Teröre karşı şimdiye kadar atılan en büyük adımlardan biri atıldı.
Alenen PKK’yı destekleyen, sırtını PKK’ya yasladığını hiç çekinmeden dile getiren, HDP’li eş başkanlar ve milletvekilleri tutuklandı.
Neden tutuklandılar?
Türkiye Cumhuriyeti’nin bölünmez bütünlüğüne kasteden ve şehitlerimizin müsebbibi olan PKK’nın propagandasını yapmaktan, PKK’ya yardım ve yataklıktan…
Hem de bu suçları Türkiye Cumhuriyeti Millet Meclisi’nde yapma cüretkârlığını gösterdiler.
Tutuklamaların bugüne kadar bekletilmesi bile büyük bir hata…
Ülkemizin en büyük terör tehdidi olan PKK’yı milletin meclisinde destekleme pervasızlığının cezası tabiki olmalıdır.
AK Parti, ‘açılım’ diyerek, devletin gülen yüzünü gösterdi.
Hem de milletin hatta kendi seçmeninin tepkilerine rağmen…
Bu ‘açılım’ adımı terörün bitmesi için atılan bir adımdı sadece.
Devlet, gülen yüzünü göstermişti.
‘Açılım’ sürecinin bir faydası oldu mu derseniz, PKK’nın derdinin ‘hak ve özgürlükler’ olmadığını Kürt halkı da anlamış oldu.
Şimdi devlet sert yüzünü gösteriyor, göstermek de zorunda…
Ama devletin bu tavrını CHP, hak ve özgürlüklerin engellenmesi olarak algılıyor.
Hatta o kadar tehlikeli konuşuyor ki;
“FETÖ, PKK ve IŞİD terör örgütlerine yardım ve yataklık eden Saray ve AKP yöneticileri, demokrasimize ve ülkemizin bekasına yönelik en büyük tehdittir.

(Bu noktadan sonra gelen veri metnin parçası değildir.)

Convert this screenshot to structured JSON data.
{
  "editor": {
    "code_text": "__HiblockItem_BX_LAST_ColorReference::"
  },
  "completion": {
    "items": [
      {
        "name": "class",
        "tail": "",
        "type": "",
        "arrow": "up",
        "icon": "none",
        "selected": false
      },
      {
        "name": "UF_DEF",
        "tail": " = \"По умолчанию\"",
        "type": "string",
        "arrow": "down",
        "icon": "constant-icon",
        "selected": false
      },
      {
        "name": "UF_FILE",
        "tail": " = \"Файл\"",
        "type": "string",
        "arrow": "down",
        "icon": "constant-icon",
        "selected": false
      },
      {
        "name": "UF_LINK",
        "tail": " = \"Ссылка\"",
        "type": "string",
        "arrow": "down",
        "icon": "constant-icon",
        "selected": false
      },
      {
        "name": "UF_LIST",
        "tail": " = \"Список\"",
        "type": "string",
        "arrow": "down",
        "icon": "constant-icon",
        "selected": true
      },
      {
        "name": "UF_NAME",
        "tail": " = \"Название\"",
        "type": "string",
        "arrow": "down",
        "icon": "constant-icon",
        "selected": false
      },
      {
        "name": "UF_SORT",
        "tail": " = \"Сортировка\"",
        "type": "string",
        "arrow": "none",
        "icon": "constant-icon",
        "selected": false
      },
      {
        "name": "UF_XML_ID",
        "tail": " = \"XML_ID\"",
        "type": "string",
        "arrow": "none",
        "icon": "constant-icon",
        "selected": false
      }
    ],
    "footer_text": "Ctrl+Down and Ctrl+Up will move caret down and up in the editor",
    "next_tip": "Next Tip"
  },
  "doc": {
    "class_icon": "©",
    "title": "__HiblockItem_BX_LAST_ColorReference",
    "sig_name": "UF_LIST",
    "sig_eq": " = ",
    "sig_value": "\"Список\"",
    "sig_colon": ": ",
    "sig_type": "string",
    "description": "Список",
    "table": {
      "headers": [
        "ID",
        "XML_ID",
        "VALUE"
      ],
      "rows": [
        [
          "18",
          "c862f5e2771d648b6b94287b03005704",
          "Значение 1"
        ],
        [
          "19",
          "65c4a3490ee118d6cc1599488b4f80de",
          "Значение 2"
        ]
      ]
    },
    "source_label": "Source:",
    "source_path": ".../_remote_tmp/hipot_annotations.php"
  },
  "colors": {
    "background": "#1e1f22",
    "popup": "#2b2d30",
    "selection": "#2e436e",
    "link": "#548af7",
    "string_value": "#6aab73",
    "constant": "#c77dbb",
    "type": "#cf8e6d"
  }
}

Bu tehdit yurttaşlarımıza demokratik direnme hakkını da vermektedir. Demokrasimize, birliğimize, huzur ve barış ortamına karşı yapılan bu tehdidi önlemek için yapılması gerekenler bellidir. Vatanını seven, demokrasiye inanan, temel ve hak ve özgürlükleri savunan her yurttaşımız Cumhuriyetimize yönelen bu büyük tehdidi bertaraf etmek için bir araya gelmelidir. CHP bu yaşamsal özgürlük, demokrasi, birlik ve bağımsızlık hareketinin öncülüğünü yapmaya hazırdır. Hiçbir yurttaşımızın kuşkusu olmasın ki CHP bu mücadelenin bütün gereklerini yerine getirecektir.”
Milleti resmen bu sözlerle sokağa davet ediyor.
Eğer Selahattin Demirtaş, Figen Yüksekdağ ve tutuklanan HDP’li milletvekillerinin PKK ile bir bağı olmadığını düşünüyorsanız…
Meselenin gerçekten demokrasiye yönelik bir tehdit olduğunu düşünüyorsanız…
PKK’nın bir terör örgütü değil de temsil ettiği halkın hak ve özgürlüklerini savunduğunu düşünüyorsanız…
Hadi hep birlikte Demirtaş ve Yüksekdağ’ın özgürlüğü için sokağa çıkalım(!)
Sokakları yakıp yıkalım(!)
Selo’yu kahraman bile yapalım(!)
Bu vesile ile HDP’yi CHP’ye bağlayalım.
Kılıçdaroğlu’nu da CHPKK genel başkanı ilan edelim!
Şakayı bir kenara bırakalım da Kılıçdaroğlu, demokrasi savunuculuğu yapacağım diye terör örgütlerinin istediğini yerine getirmekten başka bir şey yapmış olmuyor.